Aquitaine: Des drones pour surveiller les plages cet été ?

SOCIETE Plusieurs villes pourraient faire appel à ce type d'équipement pour assister les maîtres-nageurs-sauveteurs... 

Clément Carpentier

— 

Un drone étanche au dessus de l'eau. (AP Photo/Mel Evans)/NJME101/16175535850186/1606231821
Un drone étanche au dessus de l'eau. (AP Photo/Mel Evans)/NJME101/16175535850186/1606231821 — Mel Evans/AP/SIPA

« Ce dispositif ne nous intéresse pas ». Quand on parle de l’utilisation possible d’un drone sur la plage deLacanau à Pierre Braun, le directeur de cabinet du maire, il ne tourne pas autour du pot. Pourtant, ils ne sont pas tous de son avis sur le littoral aquitain. A Anglet, la municipalité a pu assister à une démonstration il y a quelques jours et surtout à Biscarosse, on va carrément tenter l’expérience.

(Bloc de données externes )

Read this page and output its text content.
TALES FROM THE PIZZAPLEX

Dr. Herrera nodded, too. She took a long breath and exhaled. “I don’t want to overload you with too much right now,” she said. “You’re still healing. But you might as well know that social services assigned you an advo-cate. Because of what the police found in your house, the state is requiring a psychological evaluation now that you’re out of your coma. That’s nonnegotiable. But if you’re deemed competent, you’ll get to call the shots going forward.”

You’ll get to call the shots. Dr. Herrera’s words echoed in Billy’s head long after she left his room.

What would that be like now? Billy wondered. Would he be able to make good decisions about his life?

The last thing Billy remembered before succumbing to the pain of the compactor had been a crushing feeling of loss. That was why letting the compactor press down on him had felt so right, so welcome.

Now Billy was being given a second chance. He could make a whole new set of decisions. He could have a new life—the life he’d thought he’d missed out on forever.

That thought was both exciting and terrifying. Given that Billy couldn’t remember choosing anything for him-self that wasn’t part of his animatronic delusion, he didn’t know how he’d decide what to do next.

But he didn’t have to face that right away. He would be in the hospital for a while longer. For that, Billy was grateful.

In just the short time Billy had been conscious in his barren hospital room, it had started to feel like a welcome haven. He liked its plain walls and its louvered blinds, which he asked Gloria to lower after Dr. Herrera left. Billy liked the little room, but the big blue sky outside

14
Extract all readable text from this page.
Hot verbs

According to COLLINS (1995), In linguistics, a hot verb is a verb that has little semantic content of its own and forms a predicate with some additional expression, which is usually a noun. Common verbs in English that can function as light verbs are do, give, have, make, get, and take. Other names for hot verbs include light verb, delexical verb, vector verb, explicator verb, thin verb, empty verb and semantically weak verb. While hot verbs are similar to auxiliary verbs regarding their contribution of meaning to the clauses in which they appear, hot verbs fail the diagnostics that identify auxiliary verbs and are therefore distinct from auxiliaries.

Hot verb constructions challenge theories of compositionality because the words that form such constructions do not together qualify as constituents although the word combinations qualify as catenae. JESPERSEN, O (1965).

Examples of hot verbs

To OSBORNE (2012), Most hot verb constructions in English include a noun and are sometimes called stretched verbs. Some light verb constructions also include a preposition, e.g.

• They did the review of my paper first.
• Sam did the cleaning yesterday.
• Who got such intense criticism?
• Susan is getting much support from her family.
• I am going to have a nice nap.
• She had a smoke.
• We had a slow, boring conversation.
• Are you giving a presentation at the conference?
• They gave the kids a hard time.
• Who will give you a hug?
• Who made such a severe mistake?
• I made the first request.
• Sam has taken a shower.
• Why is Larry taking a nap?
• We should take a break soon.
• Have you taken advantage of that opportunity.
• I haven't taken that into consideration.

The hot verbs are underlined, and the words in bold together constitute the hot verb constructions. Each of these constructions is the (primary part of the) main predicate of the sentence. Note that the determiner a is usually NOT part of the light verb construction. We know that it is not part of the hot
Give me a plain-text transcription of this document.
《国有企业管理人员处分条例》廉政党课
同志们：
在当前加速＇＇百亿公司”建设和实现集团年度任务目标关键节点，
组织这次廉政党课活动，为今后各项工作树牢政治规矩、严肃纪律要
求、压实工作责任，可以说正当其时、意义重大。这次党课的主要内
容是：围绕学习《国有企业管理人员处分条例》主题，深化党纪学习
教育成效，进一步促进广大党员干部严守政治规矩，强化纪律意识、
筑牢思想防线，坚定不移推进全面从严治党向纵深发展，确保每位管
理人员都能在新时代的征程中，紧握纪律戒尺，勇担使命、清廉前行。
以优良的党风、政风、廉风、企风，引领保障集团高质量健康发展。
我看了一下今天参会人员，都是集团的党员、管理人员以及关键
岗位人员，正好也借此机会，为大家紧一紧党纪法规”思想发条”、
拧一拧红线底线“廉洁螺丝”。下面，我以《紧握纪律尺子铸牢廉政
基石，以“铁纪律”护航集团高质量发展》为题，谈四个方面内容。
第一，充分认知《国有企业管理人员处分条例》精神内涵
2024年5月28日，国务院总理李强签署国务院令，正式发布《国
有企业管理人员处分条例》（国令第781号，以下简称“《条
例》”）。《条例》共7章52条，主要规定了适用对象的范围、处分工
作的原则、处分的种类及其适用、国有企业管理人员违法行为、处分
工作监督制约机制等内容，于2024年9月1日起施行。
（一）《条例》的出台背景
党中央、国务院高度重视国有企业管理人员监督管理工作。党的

>> A lire aussi : Landes: Un drone pour sauver des vies sur les plages cet été

Rapide, précis et étanche

Si les autorités pensent de plus en plus aux drones, c’est avant tout pour sa rapidité d’intervention. Selon une expérience menée sur une plage des Landes, le petit avion sans pilote a mis 30 secondes pour atteindre la victime. Pendant ce temps, il fallait 40 secondes en jet-ski et 75 à la nage pour un MNS. Valérie Bettega avec son entreprise UAV640 a participé à une expérimentation « le drone est équipé d’une bouée auto-gonflable qui se détache seulement quand elle a touché l’eau juste à côté de l’individu en difficulté ». Cela permet à la victime d’attendre plus sereinement les secours.

>> A lire aussi : Comment les drones viennent en aide aux châteaux forts

Autre avantage souligné par Raphaël un MNS à La Teste « ce matériel peut aussi permettre d’agrandir la zone surveillance après il faut qu’on puisse intervenir dans ces endroits ». Le drone équipé d’une caméra et étanche peut aussi servir de repère à un hélicoptère.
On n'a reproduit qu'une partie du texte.